N. Baltimore receives $135,000 FEMA grant
Written by MARIE THOMAS BAIRD Sentinel Education Editor
Wednesday, 20 February 2013 11:53
NORTH BALTIMORE - The fire department will use a $135,000 federal grant to buy new air masks for its volunteers.
Chief Ted Francisco announced at Tuesday's village council meeting that his department received a grant from the Federal Emergency Management Agency.
This is the third time his department has applied for the Assistance to Firefighters grant.
He applied for $142,150 and FEMA awarded the village $135,043. The village will pay the difference of $7,107, or about 5 percent of the total asked for.
That amount will purchase 17 air masks.
"Seventeen will be enough for all trucks," Francisco stated. "Everyone will have their own air pieces."
Councilman Aaron Patterson suggested the village's share, plus the $3,000 it cost to write the grant, comes out of the village's carryover balance.
That balance is about $800,000, according to village Administrator Kathy Healy.
Francisco said he also has applied for a second FEMA grant, this one to purchase a grass truck.
A grass truck had initially been included in the village's property tax request that passed in November, but was later removed from consideration. Had it been on the levy, it would have added $140,000 to the request.
Also at the meeting, Mayor Mike Julien again voiced his impatience with Time Warner Cable, one of three telecommunications companies the village does business with.
This month, the village has paid Time Warner $686.96 for phone and internet connection for two locations. But Julien maintains the company is charging more per line that what the contract stipulates. The agreement stipulates the village pay Time Warner $25 per line per month, but is actually being charged $40 per line per month, he said.
"I asked for (reimbursement) retroactive," said Julien,
His phone calls to the company have been unreturned, he added.
He said he has considered contacting the Public Utilities Commission of Ohio to lodge a complaint.
Council will further discuss this issue at its committee of the whole meeting in March.
Healy reported that Bakery Feeds wants to put it a rail spur at its location on Quarry Road, east of the village.
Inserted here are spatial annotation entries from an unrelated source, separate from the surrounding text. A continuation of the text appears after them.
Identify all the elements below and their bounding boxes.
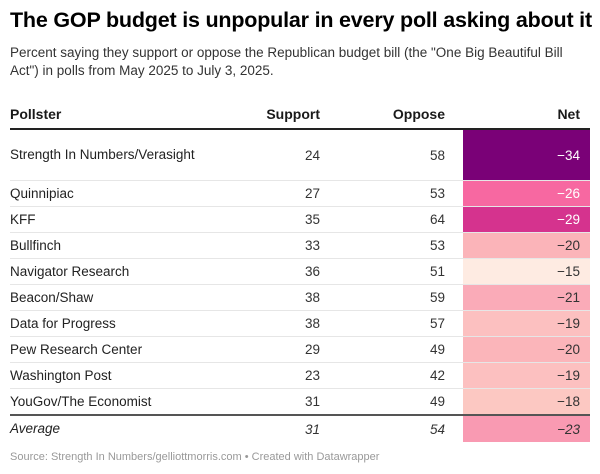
support-cell: 31 [210, 414, 320, 442]
support-cell: 35 [210, 206, 320, 233]
net-cell: −19 [463, 362, 590, 389]
pollster-cell: Bullfinch [10, 232, 210, 259]
net-cell: −19 [463, 310, 590, 337]
pollster-cell: Pew Research Center [10, 336, 210, 363]
oppose-cell: 42 [320, 362, 463, 389]
poll-table: Pollster Support Oppose Net Strength In … [10, 99, 590, 442]
support-cell: 36 [210, 258, 320, 285]
table-row: Washington Post 23 42 −19 [10, 362, 590, 389]
net-cell: −29 [463, 206, 590, 233]
net-cell: −26 [463, 180, 590, 207]
table-row: Bullfinch 33 53 −20 [10, 232, 590, 259]
net-cell: −15 [463, 258, 590, 285]
pollster-cell: YouGov/The Economist [10, 388, 210, 416]
oppose-cell: 49 [320, 388, 463, 416]
oppose-cell: 54 [320, 414, 463, 442]
header-net[interactable]: Net [463, 99, 590, 130]
header-support[interactable]: Support [210, 99, 320, 130]
support-cell: 38 [210, 310, 320, 337]
oppose-cell: 59 [320, 284, 463, 311]
support-cell: 38 [210, 284, 320, 311]
oppose-cell: 51 [320, 258, 463, 285]
oppose-cell: 57 [320, 310, 463, 337]
oppose-cell: 64 [320, 206, 463, 233]
oppose-cell: 53 [320, 180, 463, 207]
support-cell: 27 [210, 180, 320, 207]
pollster-cell: Washington Post [10, 362, 210, 389]
net-cell: −18 [463, 388, 590, 416]
table-row: Navigator Research 36 51 −15 [10, 258, 590, 285]
support-cell: 31 [210, 388, 320, 416]
table-row: Pew Research Center 29 49 −20 [10, 336, 590, 363]
average-row: Average 31 54 −23 [10, 414, 590, 442]
table-row: Beacon/Shaw 38 59 −21 [10, 284, 590, 311]
support-cell: 29 [210, 336, 320, 363]
net-cell: −20 [463, 336, 590, 363]
pollster-cell: Beacon/Shaw [10, 284, 210, 311]
chart-subtitle: Percent saying they support or oppose th… [10, 45, 563, 78]
net-cell: −23 [463, 414, 590, 442]
table-row: KFF 35 64 −29 [10, 206, 590, 233]
chart-title: The GOP budget is unpopular in every pol… [10, 8, 592, 32]
net-cell: −34 [463, 129, 590, 181]
table-row: Data for Progress 38 57 −19 [10, 310, 590, 337]
support-cell: 33 [210, 232, 320, 259]
support-cell: 23 [210, 362, 320, 389]
pollster-cell: Average [10, 414, 210, 442]
support-cell: 24 [210, 129, 320, 181]
pollster-cell: Quinnipiac [10, 180, 210, 207]
header-row: Pollster Support Oppose Net [10, 99, 590, 130]
oppose-cell: 58 [320, 129, 463, 181]
oppose-cell: 53 [320, 232, 463, 259]
oppose-cell: 49 [320, 336, 463, 363]
pollster-cell: Data for Progress [10, 310, 210, 337]
table-row: Quinnipiac 27 53 −26 [10, 180, 590, 207]
net-cell: −21 [463, 284, 590, 311]
pollster-cell: Navigator Research [10, 258, 210, 285]
header-pollster[interactable]: Pollster [10, 99, 210, 130]
table-row: YouGov/The Economist 31 49 −18 [10, 388, 590, 416]
pollster-cell: Strength In Numbers/Verasight [10, 129, 210, 181]
header-oppose[interactable]: Oppose [320, 99, 463, 130]
net-cell: −20 [463, 232, 590, 259]
table-row: Strength In Numbers/Verasight 24 58 −34 [10, 129, 590, 181]
pollster-cell: KFF [10, 206, 210, 233]
source-footer: Source: Strength In Numbers/gelliottmorr… [10, 451, 380, 463]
The question of who will maintain the spur as well as the roadway was questioned.
Healy said she'd bring more information, plus a drawing of the proposed work, to council.
Council also gave first reading to a contract with Henry Township to provide fire services through Dec. 31, 2015.
The agreement goes back years and has the village fire department answering fire calls in the township, which is about 36 square miles.
The township has offered to pay 28 percent each of capital improvements, bond relief and equipment costs.
Healy did not have an estimate on how much the village could receive each year.